Today I am 47. Nothing remarkable about that except that I am told 47 is another one of those numbers that has some significance in the world of pop culture.

Forty Two and its link to 'Hitchhikers Guide to the Galaxy' I knew about but even though I have most probably watched every Star Trek episode, I had not thought, until informed by a member of my staff, that 47 might be Gene Roddenberry's lucky number and that he made a point of writing the number into as many episodes of the legendary science fiction saga as he could. Apparently, subsequent writers followed suit as a tribute to the Star Trek creator.

Wikipedia offer another explanation:

There exists a 47 society, an outgrowth of a movement started at Pomona College, California, USA, which propagates the belief (or, to some, the inside joke) that the number forty-seven occurs in nature with noticeably higher frequency than other natural numbers. The origin of 47 lore at Pomona appears to be a mathematical proof, written in 1964 by Professor Donald Bentley, which supposedly demonstrated that all numbers are equal to 47. However, the proof mentioned above was used by Professor Bentley as a "joke proof" to introduce his students to the concept of mathematical proofs, and is not mathematically valid.
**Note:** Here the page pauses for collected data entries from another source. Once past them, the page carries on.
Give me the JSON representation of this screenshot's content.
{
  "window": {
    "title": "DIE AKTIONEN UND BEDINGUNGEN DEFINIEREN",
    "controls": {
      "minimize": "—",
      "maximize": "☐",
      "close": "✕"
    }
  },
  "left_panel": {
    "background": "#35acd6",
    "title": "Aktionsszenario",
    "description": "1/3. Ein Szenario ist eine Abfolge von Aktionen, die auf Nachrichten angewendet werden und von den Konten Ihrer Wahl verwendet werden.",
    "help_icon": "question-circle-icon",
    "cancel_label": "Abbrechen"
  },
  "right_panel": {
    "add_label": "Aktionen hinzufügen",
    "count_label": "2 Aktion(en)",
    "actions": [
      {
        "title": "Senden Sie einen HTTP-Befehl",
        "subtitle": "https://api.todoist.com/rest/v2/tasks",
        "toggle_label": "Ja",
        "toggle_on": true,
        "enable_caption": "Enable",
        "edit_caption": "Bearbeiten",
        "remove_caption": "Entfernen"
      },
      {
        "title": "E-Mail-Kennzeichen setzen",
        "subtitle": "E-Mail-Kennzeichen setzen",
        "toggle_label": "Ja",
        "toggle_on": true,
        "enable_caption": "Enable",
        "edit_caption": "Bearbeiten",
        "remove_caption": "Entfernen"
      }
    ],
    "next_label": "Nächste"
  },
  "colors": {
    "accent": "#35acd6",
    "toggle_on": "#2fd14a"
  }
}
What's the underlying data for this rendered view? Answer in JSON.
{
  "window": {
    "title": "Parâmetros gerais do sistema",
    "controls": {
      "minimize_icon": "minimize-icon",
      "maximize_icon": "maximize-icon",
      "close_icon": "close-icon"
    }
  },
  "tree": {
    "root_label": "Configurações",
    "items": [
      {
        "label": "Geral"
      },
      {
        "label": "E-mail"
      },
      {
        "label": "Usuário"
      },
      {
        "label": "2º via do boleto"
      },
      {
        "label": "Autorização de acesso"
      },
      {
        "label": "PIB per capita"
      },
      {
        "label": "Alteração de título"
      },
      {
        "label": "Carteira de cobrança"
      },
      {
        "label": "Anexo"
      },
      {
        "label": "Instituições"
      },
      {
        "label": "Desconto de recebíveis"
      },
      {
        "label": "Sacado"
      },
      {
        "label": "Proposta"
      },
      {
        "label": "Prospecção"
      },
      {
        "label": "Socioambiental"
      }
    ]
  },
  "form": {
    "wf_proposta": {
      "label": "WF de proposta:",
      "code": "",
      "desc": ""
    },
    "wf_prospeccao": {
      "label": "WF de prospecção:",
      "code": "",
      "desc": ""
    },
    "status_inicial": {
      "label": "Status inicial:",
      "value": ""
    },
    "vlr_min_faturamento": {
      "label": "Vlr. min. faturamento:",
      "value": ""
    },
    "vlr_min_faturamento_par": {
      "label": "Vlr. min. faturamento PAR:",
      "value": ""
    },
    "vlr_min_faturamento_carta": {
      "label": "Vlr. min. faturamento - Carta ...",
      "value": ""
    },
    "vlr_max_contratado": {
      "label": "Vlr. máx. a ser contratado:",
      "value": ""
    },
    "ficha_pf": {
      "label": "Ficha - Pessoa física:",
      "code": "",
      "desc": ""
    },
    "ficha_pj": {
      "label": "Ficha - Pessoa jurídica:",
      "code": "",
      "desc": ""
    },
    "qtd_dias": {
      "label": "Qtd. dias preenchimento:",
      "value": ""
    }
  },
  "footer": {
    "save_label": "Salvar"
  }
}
Joe Menosky, who graduated from Pomona College in 1979 and went on to become one of the story writers of Star Trek: The Next Generation, "infected" other Star Trek writers with it, and as a result the number (or its reverse, 74) occurs in some way or other in almost every episode of this program and its spin-offs Star Trek: Deep Space Nine, Star Trek: Voyager and Star Trek: Enterprise. The number might be mentioned in the dialogue, appear on a computer screen a character is looking at, or be a substring of a larger number. The number also appears on some of the DVD menu screens for the episodes. They range from extremely obvious (for example, "shields are down to 47%"), to very well hidden. Some examples are listed here:

In the TNG episode "Darmok," Worf reports a particle gradient of 4/7.
In the DS9 episode "Whispers," the planet Parada 4 has seven moons.
In the Voyager episode "Non Sequitur," Harry Kim lives in apartment 4-G, G being the seventh letter of the alphabet. The intentionality of this reference to 47 was confirmed by Brannon Braga, the writer of that episode.
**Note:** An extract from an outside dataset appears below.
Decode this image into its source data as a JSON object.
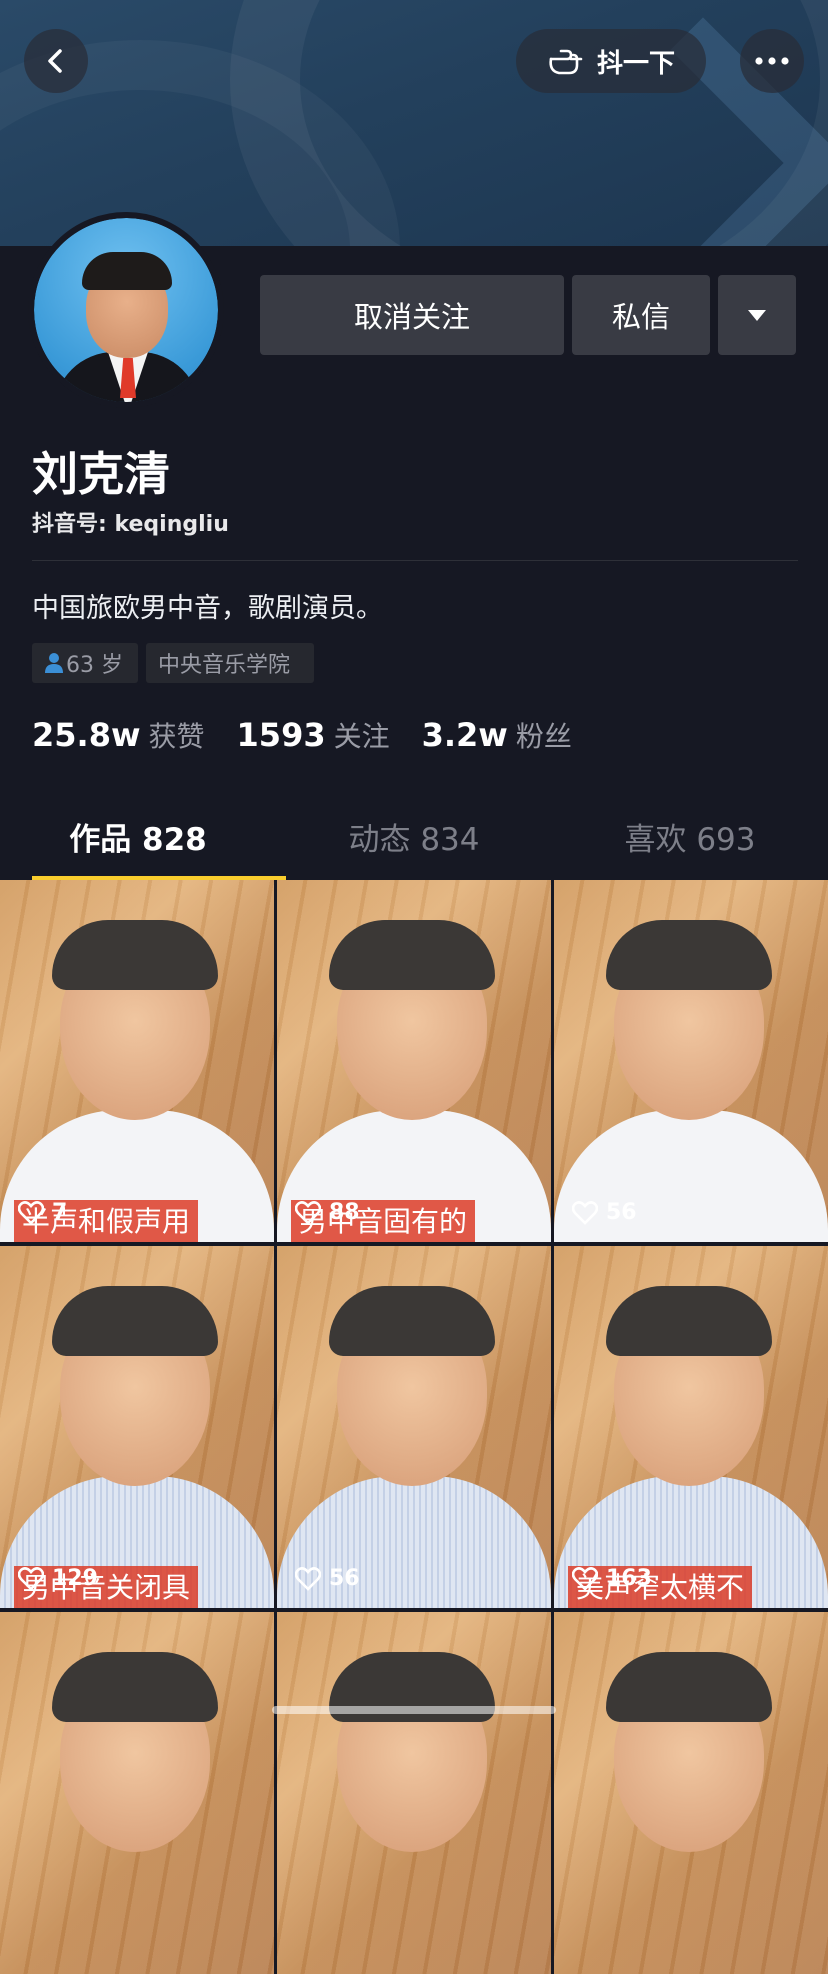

According to a joke by Rick Berman (the co-creator and executive producer of several Star Trek series), "47 is 42, corrected for inflation".
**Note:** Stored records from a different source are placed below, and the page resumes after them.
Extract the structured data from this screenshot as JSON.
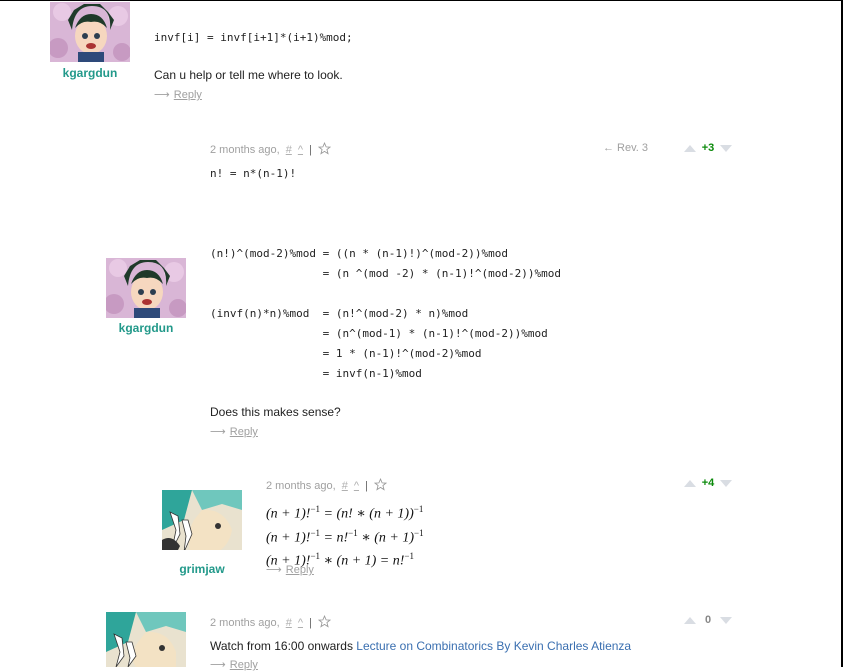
{
  "comments": [
    {
      "username": "kgargdun",
      "code": "invf[i] = invf[i+1]*(i+1)%mod;",
      "text": "Can u help or tell me where to look.",
      "reply": "Reply"
    },
    {
      "username": "kgargdun",
      "time": "2 months ago,",
      "hash": "#",
      "caret": "^",
      "sep": "|",
      "revision": "← Rev. 3",
      "vote": "+3",
      "code1": "n! = n*(n-1)!",
      "code2": "(n!)^(mod-2)%mod = ((n * (n-1)!)^(mod-2))%mod\n                 = (n ^(mod -2) * (n-1)!^(mod-2))%mod\n\n(invf(n)*n)%mod  = (n!^(mod-2) * n)%mod\n                 = (n^(mod-1) * (n-1)!^(mod-2))%mod\n                 = 1 * (n-1)!^(mod-2)%mod\n                 = invf(n-1)%mod",
      "text": "Does this makes sense?",
      "reply": "Reply"
    },
    {
      "username": "grimjaw",
      "time": "2 months ago,",
      "hash": "#",
      "caret": "^",
      "sep": "|",
      "vote": "+4",
      "math": {
        "l1_lhs": "(n + 1)!",
        "l1_lhs_sup": "−1",
        "l1_rhs": " = (n! ∗ (n + 1))",
        "l1_rhs_sup": "−1",
        "l2_lhs": "(n + 1)!",
        "l2_lhs_sup": "−1",
        "l2_mid": " = n!",
        "l2_mid_sup": "−1",
        "l2_rhs": " ∗ (n + 1)",
        "l2_rhs_sup": "−1",
        "l3_lhs": "(n + 1)!",
        "l3_lhs_sup": "−1",
        "l3_mid": " ∗ (n + 1) = n!",
        "l3_mid_sup": "−1"
      },
      "reply": "Reply"
    },
    {
      "time": "2 months ago,",
      "hash": "#",
      "caret": "^",
      "sep": "|",
      "vote": "0",
      "text": "Watch from 16:00 onwards ",
      "link": "Lecture on Combinatorics By Kevin Charles Atienza",
      "reply": "Reply"
    }
  ],
  "colors": {
    "username": "#22998a",
    "positive_vote": "#0b8a0b",
    "link": "#3a6fb0"
  },
  "icons": [
    "star-icon",
    "upvote-icon",
    "downvote-icon",
    "reply-arrow-icon",
    "avatar-image"
  ]
}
It can only be a matter of time before Anoraks go on sale with the number 47 on them.
Happy Birthday Peter. Make sure you take some time off to relax/celebrate!
Happy birthday, Peter! And finally a reason to consider watching Deep Space Nine :)
Penblwydd Hapus! I wonder if they'll sing for you in plenary this afternoon?
Well the PO's 60th passed without mention so I hope my birthday does as well.
Peter - you'd have been younger under the Tories!